Me acabo de enfrentar a una de las cosas que más pánico me da en el mundo, una cucaracha. Después de almorzar (a las tantas como siempre, viendo Amar en tiempos revueltos) se me ha antojado quitar los cojines del sofá, sacudirlos y quitar también la funda-sábana para lavarla. Y ahí estaba la muy puta esperándome. Primero se ha quedado muy quieta pero luego ha “salío follá” como diciendo “upppsss que me han visto”.
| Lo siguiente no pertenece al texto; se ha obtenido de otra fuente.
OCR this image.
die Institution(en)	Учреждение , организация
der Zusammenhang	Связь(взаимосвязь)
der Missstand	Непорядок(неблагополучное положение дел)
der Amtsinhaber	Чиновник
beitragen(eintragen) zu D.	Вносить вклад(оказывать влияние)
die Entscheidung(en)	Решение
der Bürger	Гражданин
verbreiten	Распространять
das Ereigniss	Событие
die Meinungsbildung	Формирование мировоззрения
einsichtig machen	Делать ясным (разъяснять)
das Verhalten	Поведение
He tardado casi media hora en cargármela con mi proverbial puntería zapatera. Y casi gasto dos botes de spray… (que son esas voces que oigo… veo un elefante esmeralda…D–s, creo que me he intoxicado…). Sola solita sola (vaya dos gatas que tengo más apañadas, esta noche no comen, por cab…. y espabiladas) la he cogido con el escobón envuelto en una bolsa de plástico y el recogedor y la he tirado al wc. No creo que lo vuelva a usar hasta mañana. He llamado a la chica de la limpieza. No pensaba llamarla pero sola seguro que no le doy la vuelta al sofá para quitar la otra funda, la que he rociado con insecticida. La funda de arriba la iba a lavar pero mira… es de las que se le pegan mil pelos y paso… Hala (como me dijo M. que se escribía correctamente). Ya es lo que queda. La cuca era de las que vuelan.
Si salgo viva de la intoxicación… tendré que hacer algo… y las gatas éstas “joías” se van a enterar de lo que vale un peine.
De todas formas algo positivo, igual que el Domingo de Ramos que maté aquella tremenda araña en el dormitorio. Igual que a estos miedos tengo que enfrentarme a las cucarachas y arañas putas de dos patas.